Life advice (and also for class participation):

Brave Image

Topics

  1. This is a fun and important course because…
  • This is not an intro course. This course serves as a gateway to the advanced courses.
  • This is not a math course. This is a statistics course. More specifically, it is an applied statistics course.
  • Why should we study statistics?
  1. Go over syllabus.
  2. Introductions to course aims and texts:
  1. Where are people learning R?
  2. Can we use Large Language Models (LLMs) for class?
  • yes. I expect you to. How?
  • Search vs validation
  • You may not use computers or calculators or LLMs on exams
  • “I expect you can write good code now - the bar has been raised because gravity is lower now” -paul gp
  1. Linear models generalize t-tests.

Lecture discussion questions

  • What are your goals after graduation?
  • Where do you envision yourself in 10 years?
  • What are your experiences with R?
  • What type of data are you interested in studying? Topic of data source? Structure of data?
  1. What is your major?
  2. What statistics classes have you taken?
  3. Why are you in this class?
  4. What type of questions are you interested in studying? Topics? Data sources? Data types? Data sources?
  5. See page 52 in ISLR.

Homework

  • Go to the table of tidyTuesday videos. Scroll to a “random” spot in that playlist. Look for one that looks interesting and watch the guy analyze the data. About 1 hour videos (I think). Reflect in 100ish words. Turn in on canvas by Jan 31 at midnight: Reflect on your own feelings while watching the video.
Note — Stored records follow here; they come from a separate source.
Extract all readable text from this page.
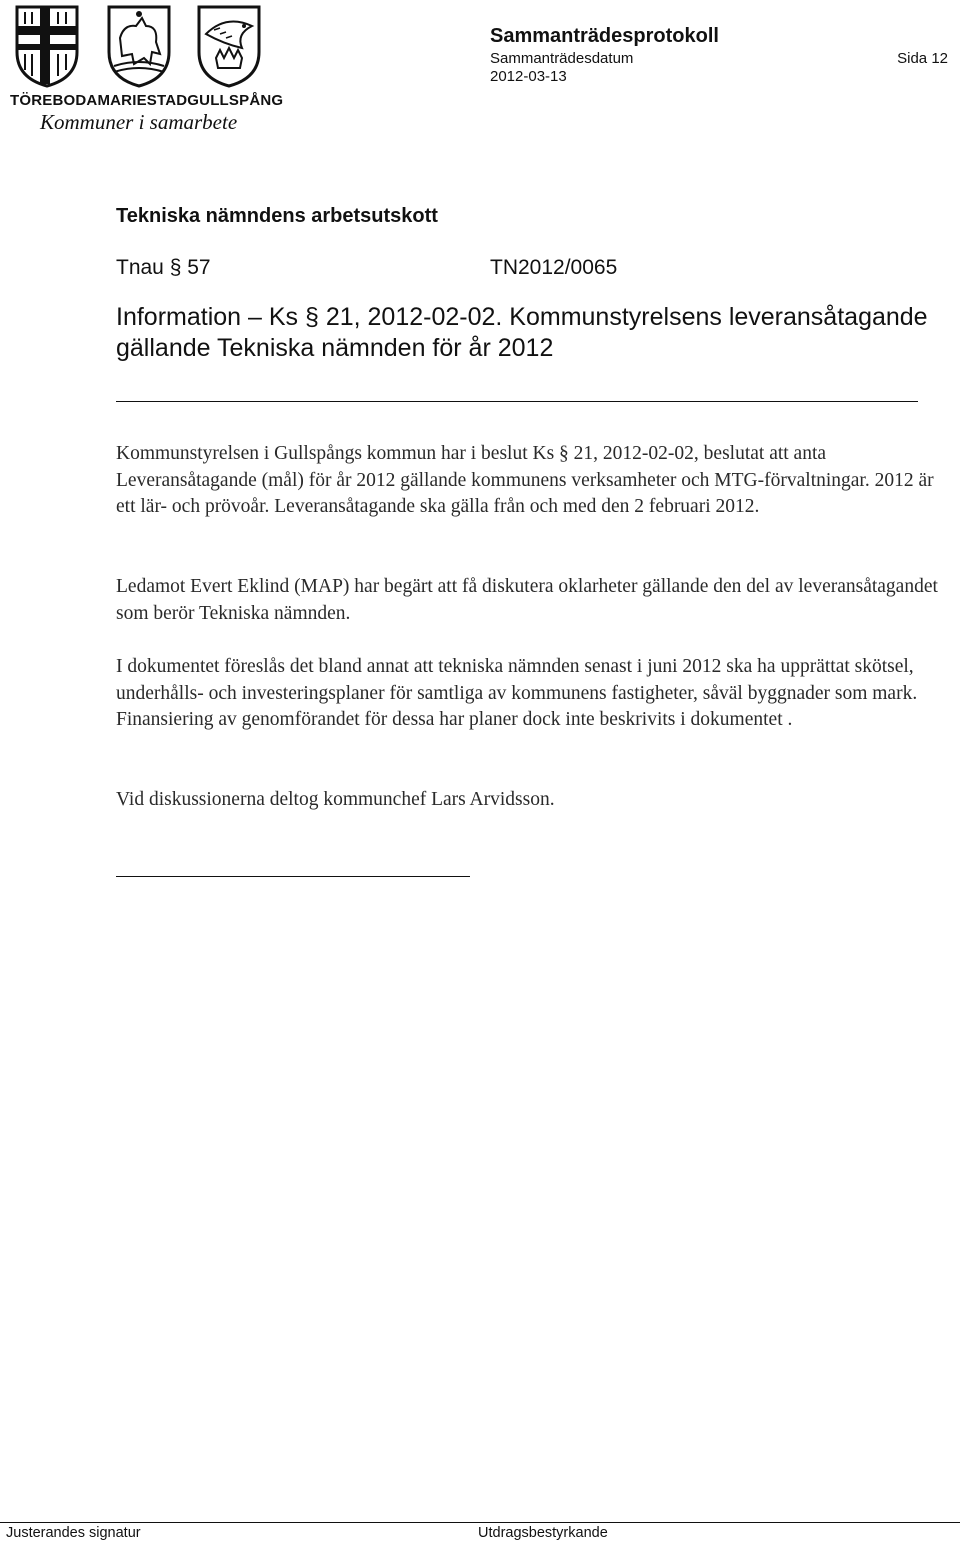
TÖREBODA MARIESTAD GULLSPÅNG
Kommuner i samarbete
Sammanträdesprotokoll
Sammanträdesdatum
2012-03-13
Sida 12
Tekniska nämndens arbetsutskott
Tnau § 57	TN2012/0065
Information – Ks § 21, 2012-02-02. Kommunstyrelsens leveransåtagande gällande Tekniska nämnden för år 2012

Kommunstyrelsen i Gullspångs kommun har i beslut Ks § 21, 2012-02-02, beslutat att anta Leveransåtagande (mål) för år 2012 gällande kommunens verksamheter och MTG-förvaltningar. 2012 är ett lär- och prövoår. Leveransåtagande ska gälla från och med den 2 februari 2012.

Ledamot Evert Eklind (MAP) har begärt att få diskutera oklarheter gällande den del av leveransåtagandet som berör Tekniska nämnden.

I dokumentet föreslås det bland annat att tekniska nämnden senast i juni 2012 ska ha upprättat skötsel, underhålls- och investeringsplaner för samtliga av kommunens fastigheter, såväl byggnader som mark. Finansiering av genomförandet för dessa har planer dock inte beskrivits i dokumentet .

Vid diskussionerna deltog kommunchef Lars Arvidsson.

Justerandes signatur	Utdragsbestyrkande
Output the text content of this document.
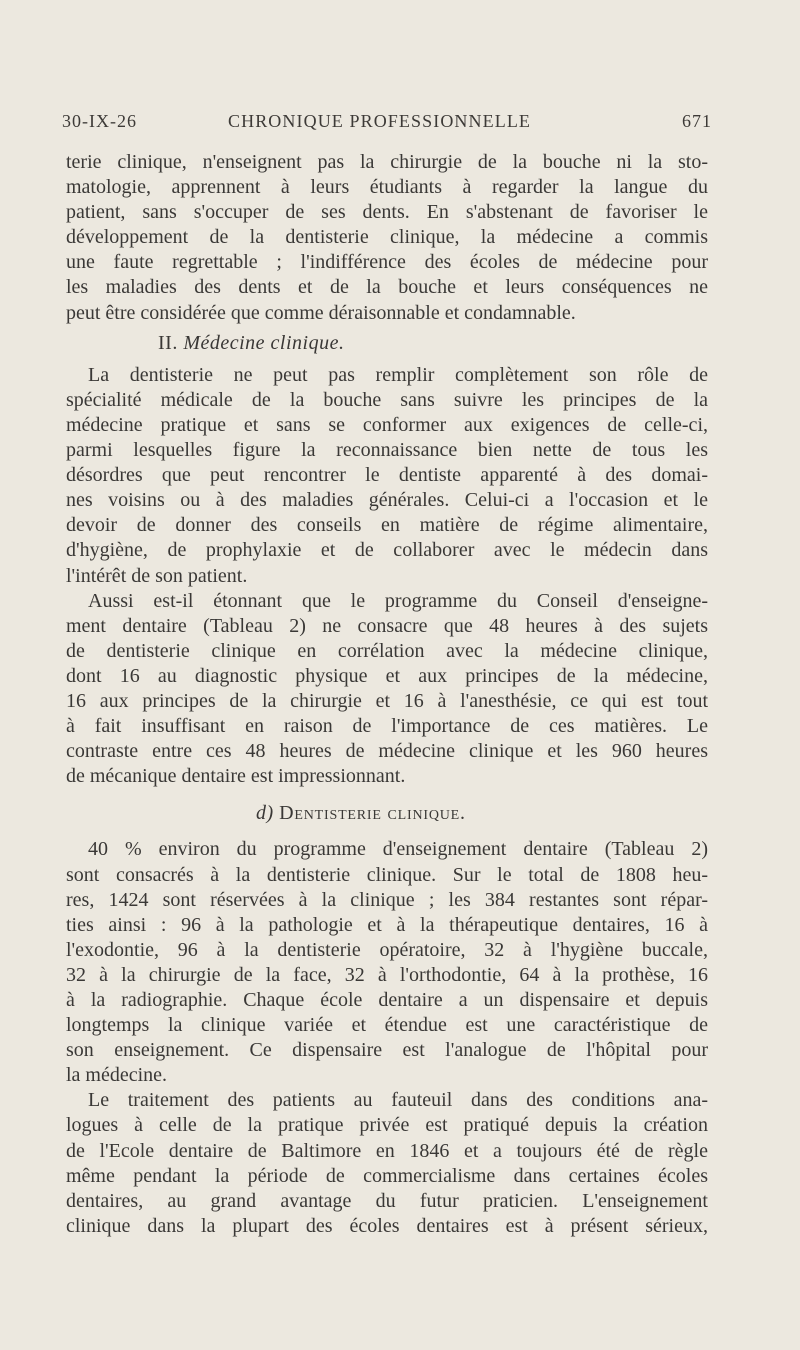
30-IX-26	CHRONIQUE PROFESSIONNELLE	671
terie clinique, n'enseignent pas la chirurgie de la bouche ni la sto-
matologie, apprennent à leurs étudiants à regarder la langue du
patient, sans s'occuper de ses dents. En s'abstenant de favoriser le
développement de la dentisterie clinique, la médecine a commis
une faute regrettable ; l'indifférence des écoles de médecine pour
les maladies des dents et de la bouche et leurs conséquences ne
peut être considérée que comme déraisonnable et condamnable.
II. Médecine clinique.
La dentisterie ne peut pas remplir complètement son rôle de
spécialité médicale de la bouche sans suivre les principes de la
médecine pratique et sans se conformer aux exigences de celle-ci,
parmi lesquelles figure la reconnaissance bien nette de tous les
désordres que peut rencontrer le dentiste apparenté à des domai-
nes voisins ou à des maladies générales. Celui-ci a l'occasion et le
devoir de donner des conseils en matière de régime alimentaire,
d'hygiène, de prophylaxie et de collaborer avec le médecin dans
l'intérêt de son patient.
Aussi est-il étonnant que le programme du Conseil d'enseigne-
ment dentaire (Tableau 2) ne consacre que 48 heures à des sujets
de dentisterie clinique en corrélation avec la médecine clinique,
dont 16 au diagnostic physique et aux principes de la médecine,
16 aux principes de la chirurgie et 16 à l'anesthésie, ce qui est tout
à fait insuffisant en raison de l'importance de ces matières. Le
contraste entre ces 48 heures de médecine clinique et les 960 heures
de mécanique dentaire est impressionnant.
d) Dentisterie clinique.
40 % environ du programme d'enseignement dentaire (Tableau 2)
sont consacrés à la dentisterie clinique. Sur le total de 1808 heu-
res, 1424 sont réservées à la clinique ; les 384 restantes sont répar-
ties ainsi : 96 à la pathologie et à la thérapeutique dentaires, 16 à
l'exodontie, 96 à la dentisterie opératoire, 32 à l'hygiène buccale,
32 à la chirurgie de la face, 32 à l'orthodontie, 64 à la prothèse, 16
à la radiographie. Chaque école dentaire a un dispensaire et depuis
longtemps la clinique variée et étendue est une caractéristique de
son enseignement. Ce dispensaire est l'analogue de l'hôpital pour
la médecine.
Le traitement des patients au fauteuil dans des conditions ana-
logues à celle de la pratique privée est pratiqué depuis la création
de l'Ecole dentaire de Baltimore en 1846 et a toujours été de règle
même pendant la période de commercialisme dans certaines écoles
dentaires, au grand avantage du futur praticien. L'enseignement
clinique dans la plupart des écoles dentaires est à présent sérieux,
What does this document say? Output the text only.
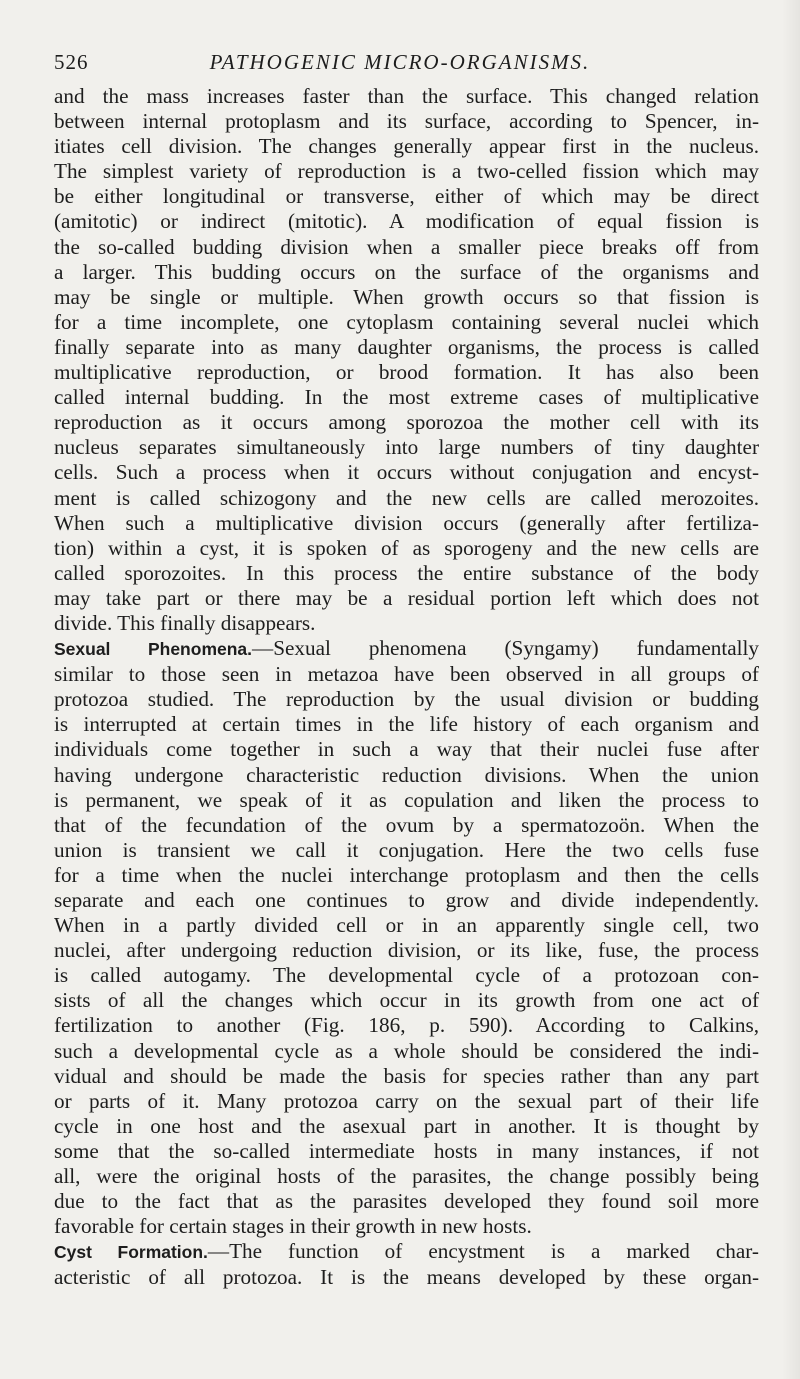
526	PATHOGENIC MICRO-ORGANISMS.
and the mass increases faster than the surface. This changed relation
between internal protoplasm and its surface, according to Spencer, in-
itiates cell division. The changes generally appear first in the nucleus.
The simplest variety of reproduction is a two-celled fission which may
be either longitudinal or transverse, either of which may be direct
(amitotic) or indirect (mitotic). A modification of equal fission is
the so-called budding division when a smaller piece breaks off from
a larger. This budding occurs on the surface of the organisms and
may be single or multiple. When growth occurs so that fission is
for a time incomplete, one cytoplasm containing several nuclei which
finally separate into as many daughter organisms, the process is called
multiplicative reproduction, or brood formation. It has also been
called internal budding. In the most extreme cases of multiplicative
reproduction as it occurs among sporozoa the mother cell with its
nucleus separates simultaneously into large numbers of tiny daughter
cells. Such a process when it occurs without conjugation and encyst-
ment is called schizogony and the new cells are called merozoites.
When such a multiplicative division occurs (generally after fertiliza-
tion) within a cyst, it is spoken of as sporogeny and the new cells are
called sporozoites. In this process the entire substance of the body
may take part or there may be a residual portion left which does not
divide. This finally disappears.
Sexual Phenomena.—Sexual phenomena (Syngamy) fundamentally
similar to those seen in metazoa have been observed in all groups of
protozoa studied. The reproduction by the usual division or budding
is interrupted at certain times in the life history of each organism and
individuals come together in such a way that their nuclei fuse after
having undergone characteristic reduction divisions. When the union
is permanent, we speak of it as copulation and liken the process to
that of the fecundation of the ovum by a spermatozoön. When the
union is transient we call it conjugation. Here the two cells fuse
for a time when the nuclei interchange protoplasm and then the cells
separate and each one continues to grow and divide independently.
When in a partly divided cell or in an apparently single cell, two
nuclei, after undergoing reduction division, or its like, fuse, the process
is called autogamy. The developmental cycle of a protozoan con-
sists of all the changes which occur in its growth from one act of
fertilization to another (Fig. 186, p. 590). According to Calkins,
such a developmental cycle as a whole should be considered the indi-
vidual and should be made the basis for species rather than any part
or parts of it. Many protozoa carry on the sexual part of their life
cycle in one host and the asexual part in another. It is thought by
some that the so-called intermediate hosts in many instances, if not
all, were the original hosts of the parasites, the change possibly being
due to the fact that as the parasites developed they found soil more
favorable for certain stages in their growth in new hosts.
Cyst Formation.—The function of encystment is a marked char-
acteristic of all protozoa. It is the means developed by these organ-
Did you find certain parts overwhelming, intriguing, or confusing? Pick one moment that elicited a strong reaction and explore why it had that effect on you. For me (Karl), when someone is using code that I do not (yet?) understand, I often feel scared, like I do not belong, like I will never be able to learn it, like they are smart and I’m dumb. Whatever you feel is ok and my hope is that you can become aware of that. Perhaps you feel something like I do? Perhaps you feel something different? Whatever you feel, I hope you can be gentle with yourself and the things you are feeling as we learn together.

Texts:

An Introduction to Statistical Learning with Applications in R
by Gareth James, Daniela Witten, Trevor Hastie and Robert Tibshirani

For reference: R for Data Science by Garrett Grolemund and Hadley Wickham

Optional, more “classical” text: Applied Linear Regression, 3rd edition by Sanford Weisberg.